What is AES-256-GCM?

AES (Advanced Encryption Standard) is the most widely adopted symmetric encryption algorithm in the world, approved by NIST and used by governments, financial institutions, and security-critical applications globally. The "256" refers to the key length in bits, which determines the number of possible keys an attacker would need to try in a brute-force attack — 2^256 possibilities, a number so large it exceeds the estimated atoms in the observable universe.

GCM (Galois/Counter Mode) is an authenticated encryption mode that adds integrity verification on top of the confidentiality provided by AES. Unlike simpler modes like CBC or ECB, GCM produces an authentication tag alongside the ciphertext. This tag allows the recipient to verify that the encrypted data has not been tampered with during storage or transit. If even a single bit of the ciphertext is altered, decryption will fail entirely rather than producing corrupted output.
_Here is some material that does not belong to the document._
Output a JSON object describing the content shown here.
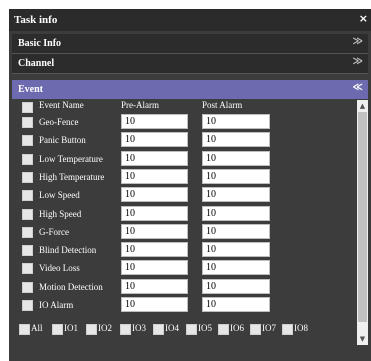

The combination of AES-256 with GCM is considered one of the strongest authenticated encryption configurations available. It is efficient enough to run in browsers and on mobile devices via hardware acceleration, while providing the security margin expected for protecting classified information. The use of a random initialization vector (IV) for each encryption operation ensures that encrypting the same plaintext twice produces different ciphertext.
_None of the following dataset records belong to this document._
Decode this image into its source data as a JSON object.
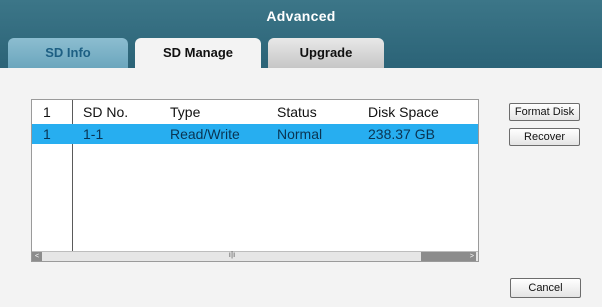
{
  "window": {
    "title": "Advanced"
  },
  "tabs": [
    {
      "label": "SD Info"
    },
    {
      "label": "SD Manage"
    },
    {
      "label": "Upgrade"
    }
  ],
  "table": {
    "header": [
      "1",
      "SD No.",
      "Type",
      "Status",
      "Disk Space"
    ],
    "rows": [
      [
        "1",
        "1-1",
        "Read/Write",
        "Normal",
        "238.37 GB"
      ]
    ]
  },
  "scrollbar": {
    "left_arrow": "<",
    "right_arrow": ">",
    "grip": "ı|ı"
  },
  "buttons": {
    "format_disk": "Format Disk",
    "recover": "Recover",
    "cancel": "Cancel"
  },
  "colors": {
    "titlebar": "#2f697d",
    "selected_row": "#27aef0",
    "active_tab_text": "#111111",
    "inactive_tab_sdinfo": "#7fb3c8"
  }
}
How Vaulted uses AES-256-GCM

Vaulted uses AES-256-GCM as its sole encryption algorithm, executed entirely in your browser via the Web Crypto API. When you create a secret, a random 256-bit key and a 12-byte IV are generated client-side. The plaintext is encrypted with AES-256-GCM, producing ciphertext and an authentication tag. Only the ciphertext and IV are sent to the server — the key stays in the URL fragment and never leaves your device. On the recipient side, the authentication tag ensures the ciphertext was not modified while stored on the server.